Foi no Mês de Inverno
Foi no Mês de Inverno
Por: Milena Souza
Capítulo 1

Yuki

Estamos no mês de inverno, está chovendo muito. O céu está escuro, há muitos relâmpagos e trovões, o vento uiva sobre as árvores, e o cheiro de terra molhada deixa essa manhã ainda mais gostosa. Em frente à minha casa há um jardim de rosas e a chuva cai sobre elas, alimentando-as. 

Meu irmão mais velho está na cozinha fazendo chocolate quente para nos aquecer. Enquanto ele está ocupado, fico assistindo à chuva cair lá fora, ouvindo jazz suave para manter o clima tranquilo.

Enquanto observo a chuva fico enrolando meus cabelos em meus dedos, ali fico a ter devaneios, pensando: “O que aquela flor está pensando? Será que está com frio ou será que está se divertindo com aqueles pingos gelados?” Perco-me em meus pensamentos e sem perceber mordo tão forte meus lábios que acabo fazendo um pequeno corte.

Meu irmão chega e o aroma de chocolate quente recém-feito adentra meu quarto. Enquanto o sabor da bebida quente derrete em minha língua, meu irmão me faz companhia assistindo à chuva. Depois que terminamos o nosso delicioso café da manhã, ele disse precisar ir trabalhar. Como ele trabalha numa livraria, periodicamente me traz livros de presente. Despeço-me dele e vou fazer minhas tarefas de casa.

 ... 

Enquanto estou arrumando meu quarto e ouvindo música percebo que de repente a luz acabara naquele instante. Tomei um susto, pois no primeiro andar a casa é mais escura. Desço as escadas rapidamente e vou para a sala. Enquanto estou acendendo as lanternas, percebo que alguém b**e em minha porta. Quando abro, lá está um garoto todo molhado, sorrindo. Ele é um garoto lindo, negro, de olhos castanhos avermelhados e cabelos cacheados em um tom de castanho-escuro, forte e com um sorriso encantador.

— Olá, meu nome é Peter! Sou seu novo vizinho. — Ele acena para mim, dando um sorriso. 

— Olá Peter! Meu nome é Yuki! Posso ajudá-lo em algo? — Digo olhando de cima a baixo aquele estranho. 
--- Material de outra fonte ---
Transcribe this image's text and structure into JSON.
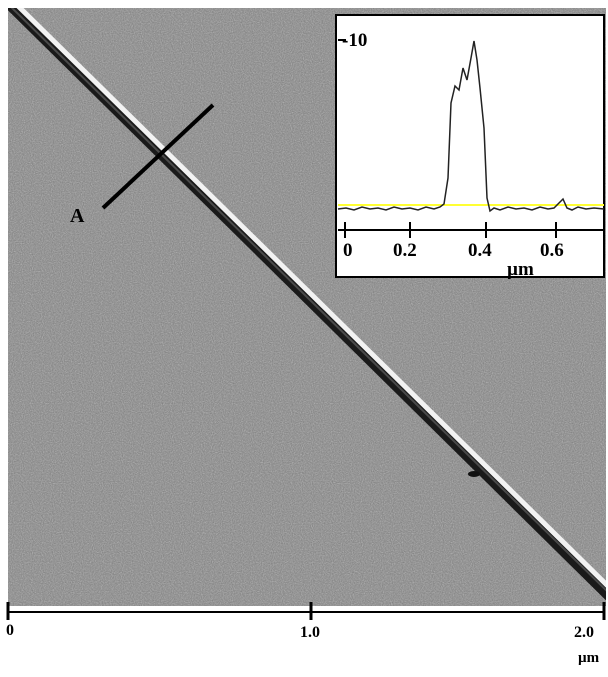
{
  "main_image": {
    "x_axis": {
      "ticks": [
        "0",
        "1.0",
        "2.0"
      ],
      "unit": "µm"
    },
    "profile_label": "A"
  },
  "inset": {
    "y_tick": "-10",
    "x_ticks": [
      "0",
      "0.2",
      "0.4",
      "0.6"
    ],
    "x_unit": "µm",
    "baseline_color": "#ffff33"
  }
}
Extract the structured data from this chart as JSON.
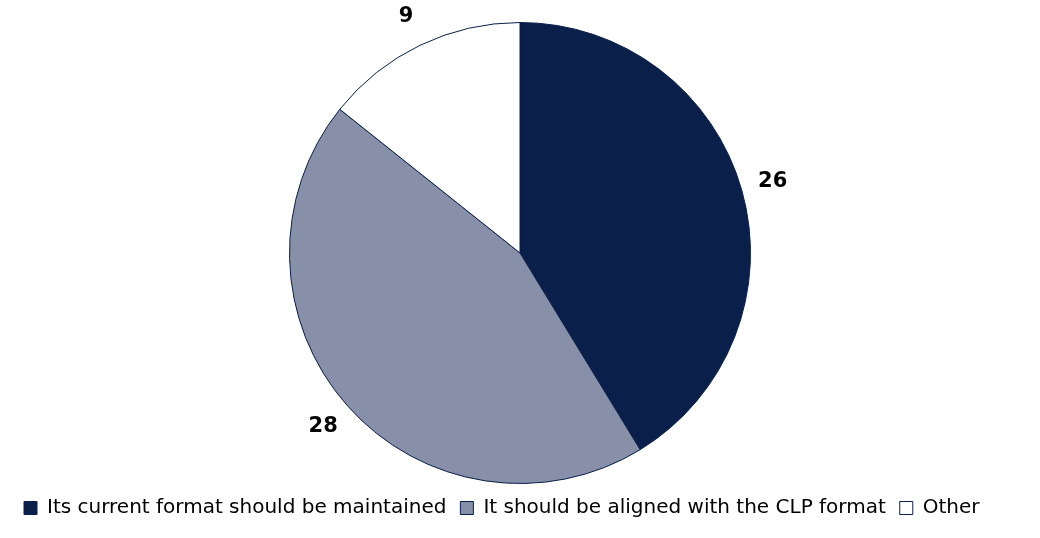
{
  "chart_data": {
    "type": "pie",
    "categories": [
      "Its current format should be maintained",
      "It should be aligned with the CLP format",
      "Other"
    ],
    "values": [
      26,
      28,
      9
    ],
    "colors": [
      "#0b1f4b",
      "#8790a8",
      "#ffffff"
    ],
    "data_labels": true,
    "legend": "bottom"
  }
}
— Meus pais saíram e fiquei preso do lado de fora, esqueci minhas chaves sobre minha cama quando sai. Gostaria de saber se posso esperar aqui? Quando ele falou percebi que a sua mão foi diretamente em seus cabelos, alisou algumas mechas e olhou para o chão. Notei estar com muita vergonha. Ele é tão fofo.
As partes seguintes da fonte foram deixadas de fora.